Dies vorweggeschickt zu vorliegendem, umfangreichen Werk. Wir sind dies ja eigentlich gewohnt, dass Mittelbände einer Trilogie weder Fisch noch Fleisch sind. Der Verfasser (m/w/d) hat im Auftaktband den Grundstein gelegt, Figuren und Konflikte eingeführt. Im dritten Teil wartet dann die hoffentlich in sich stimmige Auflösung der Rätsel auf uns. Das heißt aber auch, dass im Mittelband nicht wirklich allzu viel Wichtiges passieren darf, sonst bleibt für das Finale zu wenig übrig.

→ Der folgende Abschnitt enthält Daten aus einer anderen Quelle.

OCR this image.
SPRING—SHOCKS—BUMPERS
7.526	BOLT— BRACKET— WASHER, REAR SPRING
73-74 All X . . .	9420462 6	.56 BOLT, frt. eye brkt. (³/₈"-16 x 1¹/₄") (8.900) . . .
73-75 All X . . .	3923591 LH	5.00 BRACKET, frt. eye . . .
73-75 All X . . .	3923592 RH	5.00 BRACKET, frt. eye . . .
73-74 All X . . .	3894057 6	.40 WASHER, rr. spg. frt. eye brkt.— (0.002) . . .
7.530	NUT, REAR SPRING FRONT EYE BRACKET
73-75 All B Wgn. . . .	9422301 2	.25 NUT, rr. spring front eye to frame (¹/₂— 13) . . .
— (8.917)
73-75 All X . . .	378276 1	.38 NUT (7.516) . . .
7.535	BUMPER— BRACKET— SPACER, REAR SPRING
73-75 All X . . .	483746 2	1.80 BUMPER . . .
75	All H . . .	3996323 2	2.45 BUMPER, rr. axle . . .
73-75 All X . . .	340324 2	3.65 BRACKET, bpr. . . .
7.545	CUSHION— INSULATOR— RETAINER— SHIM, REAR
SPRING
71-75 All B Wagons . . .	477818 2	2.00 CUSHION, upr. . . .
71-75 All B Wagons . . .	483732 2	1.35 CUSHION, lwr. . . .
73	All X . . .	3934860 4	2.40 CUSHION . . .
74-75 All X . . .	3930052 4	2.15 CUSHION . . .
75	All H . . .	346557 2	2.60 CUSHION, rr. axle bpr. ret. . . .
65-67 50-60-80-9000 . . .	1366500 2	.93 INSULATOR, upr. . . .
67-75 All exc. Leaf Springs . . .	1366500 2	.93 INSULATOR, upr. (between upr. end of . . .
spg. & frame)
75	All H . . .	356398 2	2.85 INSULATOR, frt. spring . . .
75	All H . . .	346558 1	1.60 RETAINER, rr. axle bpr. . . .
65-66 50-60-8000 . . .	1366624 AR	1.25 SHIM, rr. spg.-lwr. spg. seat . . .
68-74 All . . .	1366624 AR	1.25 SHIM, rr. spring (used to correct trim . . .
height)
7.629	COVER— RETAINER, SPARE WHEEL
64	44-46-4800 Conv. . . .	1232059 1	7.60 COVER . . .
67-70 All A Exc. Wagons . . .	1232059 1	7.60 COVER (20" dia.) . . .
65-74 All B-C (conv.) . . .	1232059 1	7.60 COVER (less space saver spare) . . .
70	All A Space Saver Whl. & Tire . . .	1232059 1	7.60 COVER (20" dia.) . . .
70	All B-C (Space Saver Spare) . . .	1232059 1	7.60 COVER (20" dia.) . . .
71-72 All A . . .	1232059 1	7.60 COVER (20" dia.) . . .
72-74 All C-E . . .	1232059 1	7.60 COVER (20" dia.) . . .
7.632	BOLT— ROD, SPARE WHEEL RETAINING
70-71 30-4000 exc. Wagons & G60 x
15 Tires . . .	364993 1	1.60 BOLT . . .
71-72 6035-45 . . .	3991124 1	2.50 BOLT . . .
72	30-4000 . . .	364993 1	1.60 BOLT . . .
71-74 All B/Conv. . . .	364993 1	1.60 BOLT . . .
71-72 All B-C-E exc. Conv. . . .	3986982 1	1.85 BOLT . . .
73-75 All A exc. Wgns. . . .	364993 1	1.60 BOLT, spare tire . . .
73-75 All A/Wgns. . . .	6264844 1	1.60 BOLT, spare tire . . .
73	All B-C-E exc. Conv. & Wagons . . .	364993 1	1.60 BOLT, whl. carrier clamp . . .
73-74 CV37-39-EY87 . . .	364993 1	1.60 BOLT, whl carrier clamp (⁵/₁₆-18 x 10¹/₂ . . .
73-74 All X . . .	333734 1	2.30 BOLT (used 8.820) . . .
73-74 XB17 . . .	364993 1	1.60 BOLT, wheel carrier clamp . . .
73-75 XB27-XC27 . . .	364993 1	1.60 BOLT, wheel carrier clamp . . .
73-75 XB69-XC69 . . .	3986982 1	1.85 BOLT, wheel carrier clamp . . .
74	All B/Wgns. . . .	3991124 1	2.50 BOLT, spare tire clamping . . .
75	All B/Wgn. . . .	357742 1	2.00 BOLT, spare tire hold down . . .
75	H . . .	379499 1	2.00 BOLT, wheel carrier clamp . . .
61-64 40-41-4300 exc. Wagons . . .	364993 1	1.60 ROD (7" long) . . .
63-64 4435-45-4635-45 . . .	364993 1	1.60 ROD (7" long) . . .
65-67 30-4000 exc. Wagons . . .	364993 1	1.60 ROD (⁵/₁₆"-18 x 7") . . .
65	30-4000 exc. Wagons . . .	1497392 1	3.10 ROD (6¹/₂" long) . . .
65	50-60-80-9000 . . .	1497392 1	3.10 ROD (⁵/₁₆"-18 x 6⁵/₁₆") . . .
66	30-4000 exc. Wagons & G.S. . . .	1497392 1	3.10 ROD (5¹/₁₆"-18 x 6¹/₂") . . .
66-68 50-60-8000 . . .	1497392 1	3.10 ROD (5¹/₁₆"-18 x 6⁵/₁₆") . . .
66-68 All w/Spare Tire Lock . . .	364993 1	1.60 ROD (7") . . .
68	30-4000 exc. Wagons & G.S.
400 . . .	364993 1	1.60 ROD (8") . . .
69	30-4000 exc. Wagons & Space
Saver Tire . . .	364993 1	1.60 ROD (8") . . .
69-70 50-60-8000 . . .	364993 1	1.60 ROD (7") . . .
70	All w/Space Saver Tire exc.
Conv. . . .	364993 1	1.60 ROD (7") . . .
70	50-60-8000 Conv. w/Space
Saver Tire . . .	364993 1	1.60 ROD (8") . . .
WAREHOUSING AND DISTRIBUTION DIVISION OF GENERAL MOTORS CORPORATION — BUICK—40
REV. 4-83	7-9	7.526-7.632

Anders bei Bennett. Was er in dem fast 600 klein gesetzten Seiten für uns bereit hält, das treibt die Handlung voran, das überrascht und das bannt uns Lesende an die Seiten. Dabei nutzt der Autor die Gunst der Stunde um uns auch ein klein wenig philosophisch zu kommen. Es geht verklausuliert und stimmig in den Plot eingebaut, um Selbstbestimmung, um Gleichberechtigung, um soziale Gerechtigkeit und letztlich um die Krux, dass der Mensch schlecht ist.
Ja, die Aussage des Hierophanten, dass der Mensch seine Macht immer dazu nutzt, sich über seine Mitmenschen zu erheben, diese in Abhängigkeit von ihm zu bringen und auf deren Kosten und Leid zu triumphieren lässt sich nicht wirklich von der Hand weisen. Zu ungerecht geht es zu auf der Welt, zu oft triumphiert der Brutale, der ohne Mitleid Agierende, der Egoist, Gutmenschen werden verhöhnt und allzu oft verachtet. Das ist gerade auch für einen Fantasy-Roman ungewöhnliches Gedankengut, das regt auch zum Nachdenken und Weiterdenken an.
Dazu gesellt sich seine ganz andere Magie. Mittels Gravuren können Dinge, sogar Menschen wie man an Sancia sieht, davon überzeugt werden, etwas Anders zu sein, sich anders zu verhalten, letztlich die Realität zu verändern. Das hat nichts, aber auch gar nichts mehr mit einem Zauberstab oder Hexenkessel zu tun, das ist neu, frisch und damit per se interessant.
Das Tempo des Plots ist gleichbleibend hoch, eine Offenbarung jagt die nächste, Kämpfe, Verrat und Intrigen begleiten unsere Figuren, so dass man die Seiten kaum schnell genug umblättern kann, um nur ja zu erfahren, wie es weiter geht. Verbunden mit der interessanten Magieausgestaltung, der teilweise durchaus tiefgründigen Fragen, die angerissen werden, präsentiert sich dieser Mittelband als faszinierend und temporeich. So liegt die Latte für den abschließenden Teil hoch – warten wir gespannt, ob und wie uns Bennett weiter überraschen wird.
Robert Jackson Bennett: Der Schlüssel der Magie 02: Der Meister.
Aus dem Englischen übersetzt von Ruggero Leò.
Blanvalet, Dezember 2021.
576 Seiten, Taschenbuch, 15,00 Euro.
Diese Rezension wurde verfasst von Carsten Kuhr.